Los Tigres de Mompracem

XXIX. La fuga

Así que se marchó el teniente, Sandokán se sentó en el último peldaño de la escalera y se sumergió en profundos pensamientos.

Inioko se acurrucó a breve distancia y no se atrevía a interrogarlo acerca de sus proyectos.

De pronto, volvió a levantarse la escotilla.

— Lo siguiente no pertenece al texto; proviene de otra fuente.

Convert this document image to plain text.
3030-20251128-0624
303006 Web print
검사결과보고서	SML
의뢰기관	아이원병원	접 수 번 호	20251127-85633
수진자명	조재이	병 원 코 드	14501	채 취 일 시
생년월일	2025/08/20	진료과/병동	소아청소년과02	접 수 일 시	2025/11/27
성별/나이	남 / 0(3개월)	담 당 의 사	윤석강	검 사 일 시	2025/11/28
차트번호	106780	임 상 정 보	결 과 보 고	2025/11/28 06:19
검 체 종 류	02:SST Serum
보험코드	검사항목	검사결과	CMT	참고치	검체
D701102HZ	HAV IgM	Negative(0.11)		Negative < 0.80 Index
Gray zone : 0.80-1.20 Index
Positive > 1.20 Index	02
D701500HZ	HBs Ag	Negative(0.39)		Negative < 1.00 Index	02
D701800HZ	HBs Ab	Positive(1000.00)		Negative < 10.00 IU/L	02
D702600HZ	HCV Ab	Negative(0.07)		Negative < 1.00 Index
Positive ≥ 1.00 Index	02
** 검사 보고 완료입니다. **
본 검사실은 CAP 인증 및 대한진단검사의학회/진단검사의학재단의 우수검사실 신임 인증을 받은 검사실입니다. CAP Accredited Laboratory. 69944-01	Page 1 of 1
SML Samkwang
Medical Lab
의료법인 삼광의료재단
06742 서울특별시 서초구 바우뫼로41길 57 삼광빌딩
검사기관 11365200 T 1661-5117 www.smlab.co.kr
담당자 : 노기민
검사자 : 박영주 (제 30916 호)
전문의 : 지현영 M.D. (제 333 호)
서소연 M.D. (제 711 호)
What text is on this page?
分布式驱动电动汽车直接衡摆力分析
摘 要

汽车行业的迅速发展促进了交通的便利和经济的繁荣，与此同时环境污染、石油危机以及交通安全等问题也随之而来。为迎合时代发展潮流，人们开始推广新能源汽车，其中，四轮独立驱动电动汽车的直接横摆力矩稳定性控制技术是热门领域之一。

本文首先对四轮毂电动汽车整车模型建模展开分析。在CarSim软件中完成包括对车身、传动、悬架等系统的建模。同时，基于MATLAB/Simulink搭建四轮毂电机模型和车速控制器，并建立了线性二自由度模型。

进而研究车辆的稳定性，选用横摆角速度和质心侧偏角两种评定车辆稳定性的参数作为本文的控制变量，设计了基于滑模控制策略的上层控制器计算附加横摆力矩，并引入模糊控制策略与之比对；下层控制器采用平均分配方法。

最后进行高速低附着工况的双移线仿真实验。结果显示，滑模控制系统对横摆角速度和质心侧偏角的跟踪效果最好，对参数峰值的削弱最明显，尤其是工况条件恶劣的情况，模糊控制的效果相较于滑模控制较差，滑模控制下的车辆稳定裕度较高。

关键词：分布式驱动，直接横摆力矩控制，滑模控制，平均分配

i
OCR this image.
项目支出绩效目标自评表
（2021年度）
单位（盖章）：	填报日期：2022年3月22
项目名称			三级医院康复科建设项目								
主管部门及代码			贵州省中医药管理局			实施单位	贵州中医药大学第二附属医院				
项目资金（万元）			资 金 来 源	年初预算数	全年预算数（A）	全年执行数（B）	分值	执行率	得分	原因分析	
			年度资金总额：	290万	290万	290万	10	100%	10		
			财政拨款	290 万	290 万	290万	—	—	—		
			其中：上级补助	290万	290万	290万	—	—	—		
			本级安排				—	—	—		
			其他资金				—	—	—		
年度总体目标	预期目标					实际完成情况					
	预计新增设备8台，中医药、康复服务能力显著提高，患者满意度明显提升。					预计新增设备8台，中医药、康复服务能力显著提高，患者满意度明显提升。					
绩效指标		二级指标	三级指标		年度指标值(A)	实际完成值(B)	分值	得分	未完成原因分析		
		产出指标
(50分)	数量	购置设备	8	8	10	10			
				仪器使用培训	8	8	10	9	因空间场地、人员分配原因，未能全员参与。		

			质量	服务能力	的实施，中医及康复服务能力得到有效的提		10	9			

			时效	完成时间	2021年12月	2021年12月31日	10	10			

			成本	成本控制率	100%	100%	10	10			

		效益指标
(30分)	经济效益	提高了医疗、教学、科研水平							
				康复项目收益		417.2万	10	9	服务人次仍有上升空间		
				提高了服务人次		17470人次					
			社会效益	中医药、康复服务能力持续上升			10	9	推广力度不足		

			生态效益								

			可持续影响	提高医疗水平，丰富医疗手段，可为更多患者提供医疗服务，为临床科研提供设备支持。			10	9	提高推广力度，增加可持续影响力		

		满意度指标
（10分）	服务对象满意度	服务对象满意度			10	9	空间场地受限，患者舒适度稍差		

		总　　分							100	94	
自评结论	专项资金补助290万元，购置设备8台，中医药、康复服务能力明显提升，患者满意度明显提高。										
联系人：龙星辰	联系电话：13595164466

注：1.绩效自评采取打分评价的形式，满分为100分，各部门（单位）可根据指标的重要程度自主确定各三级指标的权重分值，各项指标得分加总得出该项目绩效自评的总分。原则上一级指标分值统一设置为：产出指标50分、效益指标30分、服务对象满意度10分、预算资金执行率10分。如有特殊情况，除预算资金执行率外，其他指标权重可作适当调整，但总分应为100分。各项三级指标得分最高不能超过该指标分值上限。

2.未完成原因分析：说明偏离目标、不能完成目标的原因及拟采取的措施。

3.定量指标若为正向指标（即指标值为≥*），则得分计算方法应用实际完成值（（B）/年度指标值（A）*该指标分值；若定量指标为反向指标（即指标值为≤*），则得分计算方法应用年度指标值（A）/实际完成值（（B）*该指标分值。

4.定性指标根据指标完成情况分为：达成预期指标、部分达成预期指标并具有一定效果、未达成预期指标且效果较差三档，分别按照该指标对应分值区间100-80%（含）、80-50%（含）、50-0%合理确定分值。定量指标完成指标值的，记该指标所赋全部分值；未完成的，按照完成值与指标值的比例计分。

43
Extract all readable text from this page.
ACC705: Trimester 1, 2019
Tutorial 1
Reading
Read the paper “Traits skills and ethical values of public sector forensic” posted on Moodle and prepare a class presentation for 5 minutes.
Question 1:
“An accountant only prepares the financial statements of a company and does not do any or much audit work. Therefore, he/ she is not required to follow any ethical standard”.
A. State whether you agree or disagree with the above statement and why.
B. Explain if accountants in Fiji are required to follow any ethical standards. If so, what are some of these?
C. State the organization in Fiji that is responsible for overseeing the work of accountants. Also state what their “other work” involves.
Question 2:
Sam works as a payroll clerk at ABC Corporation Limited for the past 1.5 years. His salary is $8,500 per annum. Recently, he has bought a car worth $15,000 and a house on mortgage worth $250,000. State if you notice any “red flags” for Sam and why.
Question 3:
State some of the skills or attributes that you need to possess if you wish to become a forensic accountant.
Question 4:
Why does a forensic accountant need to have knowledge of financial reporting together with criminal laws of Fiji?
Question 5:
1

Entró Mariana, pálida y llorosa, acompañada del teniente.

Sandokán estrechó las manos de la joven.

—¡Amor mío! —exclamó, llevándola a la parte opuesta de la bodega, mientras el teniente se sentaba en medio de la escala—. ¡Por fin puedo verte!

—¡Sandokán —murmuró ella, estallando en sollozos—, creí que no volvería a verte!

—¡No llores, Mariana, te lo suplico!

—¡No quiero que mueras! ¡Yo te defenderé contra todos, yo te liberaré!

—¿No sabes que me llevan a Labuán para matarme? Pero tú puedes salvarme, si me ayudas.

—¿Podrás huir? —exclamó ella, delirante de alegría.

—¡Sí, si Dios me protege! Escúchame —dijo bajando la voz y llevándola lo más lejos posible—. Pienso fugarme, pero tú no puedes venir conmigo ahora. Es preciso que me ayudes a escapar, pero te juro que no estarás mucho tiempo entre tus compatriotas, aunque tenga que levantar un ejército y dirigirlo contra Labuán.